We developed a system of ontologies in DAML+OIL (http://www.daml.org/language) describing the WWW from the perspective of different ways of analysis (HTML, free text, URLs, link topology...) as well as in an integrated way, and generically as well as with respect to particular problems . Meta-properties of generic tasks are described by means of very simple task ontologies. The role of ontologies in connection with problem-solving models would be to check the consistency of services committed to these models.
A trivial check could match the input and output of the same task. For example, the abovementioned task of retrieving the 'hub' page inherits from the generic retrieval task the following feature: resource/s on output must be instance/s of the 'toClass' concept of property 'identified-by' for the concept corresponding to the type of resource in the input request. As the type 'page' is required, the output should be of data type 'URL', as it is the only allowed identifier of pages. More complex checks could involve multiple services and prevent e.g. deadlock or execution of tasks deemed to fail.
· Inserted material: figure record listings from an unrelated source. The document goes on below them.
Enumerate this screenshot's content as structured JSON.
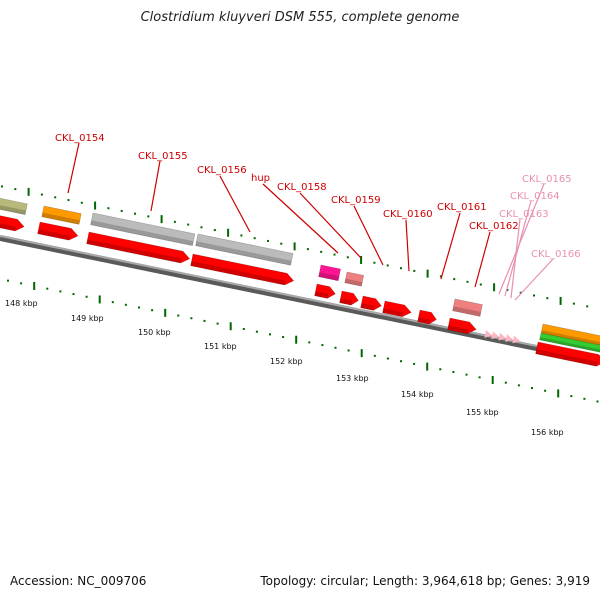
{
  "title": "Clostridium kluyveri DSM 555, complete genome",
  "footer": {
    "accession": "Accession: NC_009706",
    "stats": "Topology: circular; Length: 3,964,618 bp; Genes: 3,919"
  },
  "colors": {
    "cds": "#ff0000",
    "trna": "#ff9900",
    "rrna": "#bbbbbb",
    "hypothetical": "#ff1493",
    "pseudo": "#f08080",
    "misc": "#ffb6c1",
    "label_strong": "#cc0000",
    "label_light": "#e890b0",
    "tick": "#006600",
    "backbone": "#8c8c8c"
  },
  "gene_labels": [
    {
      "text": "CKL_0154",
      "style": "strong"
    },
    {
      "text": "CKL_0155",
      "style": "strong"
    },
    {
      "text": "CKL_0156",
      "style": "strong"
    },
    {
      "text": "hup",
      "style": "strong"
    },
    {
      "text": "CKL_0158",
      "style": "strong"
    },
    {
      "text": "CKL_0159",
      "style": "strong"
    },
    {
      "text": "CKL_0160",
      "style": "strong"
    },
    {
      "text": "CKL_0161",
      "style": "strong"
    },
    {
      "text": "CKL_0162",
      "style": "strong"
    },
    {
      "text": "CKL_0165",
      "style": "light"
    },
    {
      "text": "CKL_0164",
      "style": "light"
    },
    {
      "text": "CKL_0163",
      "style": "light"
    },
    {
      "text": "CKL_0166",
      "style": "light"
    }
  ],
  "scale_labels": [
    "148 kbp",
    "149 kbp",
    "150 kbp",
    "151 kbp",
    "152 kbp",
    "153 kbp",
    "154 kbp",
    "155 kbp",
    "156 kbp"
  ]
}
In the abovementioned IBrow project, an arbitrary knowledge-based component can be described by a collection of models in UPML language, each focusing on a different aspect of knowledge: domain, task, method, transformation between these, etc. 'Brokering' tools retrieve the components and consistently configure applications. In contrast, the scope of Rainbow is limited to a closed class of problem-solving tasks: those related to classification, retrieval and content extraction in websites. The collection of modules is closed, too; what changes is their problem-oriented knowledge bases and the concrete model of co-operation. An IBrow component is typically assumed to completely solve (by itself) a problem such as finding the explanation of a complaint in a causal network or (in the document-analysis application ) determining the language of a document. In Rainbow, on the other hand, the modules mostly have to co-operate in order to accomplish a meaningful task. It is the different configurations of Rainbow rather than individual modules that could be viewed as 'components' in the sense of IBrow, and described by problem-solving methods.
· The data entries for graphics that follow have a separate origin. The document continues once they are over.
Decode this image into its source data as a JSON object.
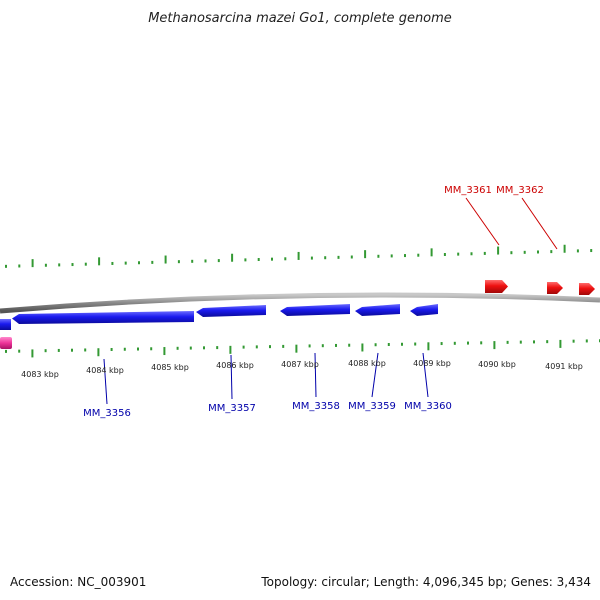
{
  "map": {
    "title": "Methanosarcina mazei Go1, complete genome",
    "accession": "Accession: NC_003901",
    "summary": "Topology: circular; Length: 4,096,345 bp; Genes: 3,434"
  },
  "colors": {
    "forward_gene": "#ee1111",
    "reverse_gene": "#1111ee",
    "feature_pink": "#ee3399",
    "tick": "#339933",
    "backbone": "#888888",
    "forward_label": "#cc0000",
    "reverse_label": "#0000aa"
  },
  "ticks": {
    "labels": [
      "4083 kbp",
      "4084 kbp",
      "4085 kbp",
      "4086 kbp",
      "4087 kbp",
      "4088 kbp",
      "4089 kbp",
      "4090 kbp",
      "4091 kbp"
    ]
  },
  "genes": {
    "forward": [
      {
        "label": "MM_3361"
      },
      {
        "label": "MM_3362"
      }
    ],
    "reverse": [
      {
        "label": "MM_3356"
      },
      {
        "label": "MM_3357"
      },
      {
        "label": "MM_3358"
      },
      {
        "label": "MM_3359"
      },
      {
        "label": "MM_3360"
      }
    ]
  }
}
Our work represents a modest contribution to the research in problem-solving modelling, focused on the domain of web (content and structure) analysis. The rudimentary model we propose distinguishes three abstract tasks/inferences; we demonstrate their instantiation for specific problems. Although the notion of (generic) problem-solving method has not yet appeared in our work, we expect that these could arise in the future by abstraction from a larger collection of specific task structures (not necessarily restricted to problems solved by Rainbow). Such a bottom-up process would mimic the development of 'AI' problem solving two decades ago.
In the opposite direction, we have to find the way how to convert the abstract models to operational control structures governing the behaviour of the Rainbow architecture for the sake of a particular application. We are considering to adopt the concept of skeletal planning , which seems to respond to challenges imposed by the heterogeneity of the current web.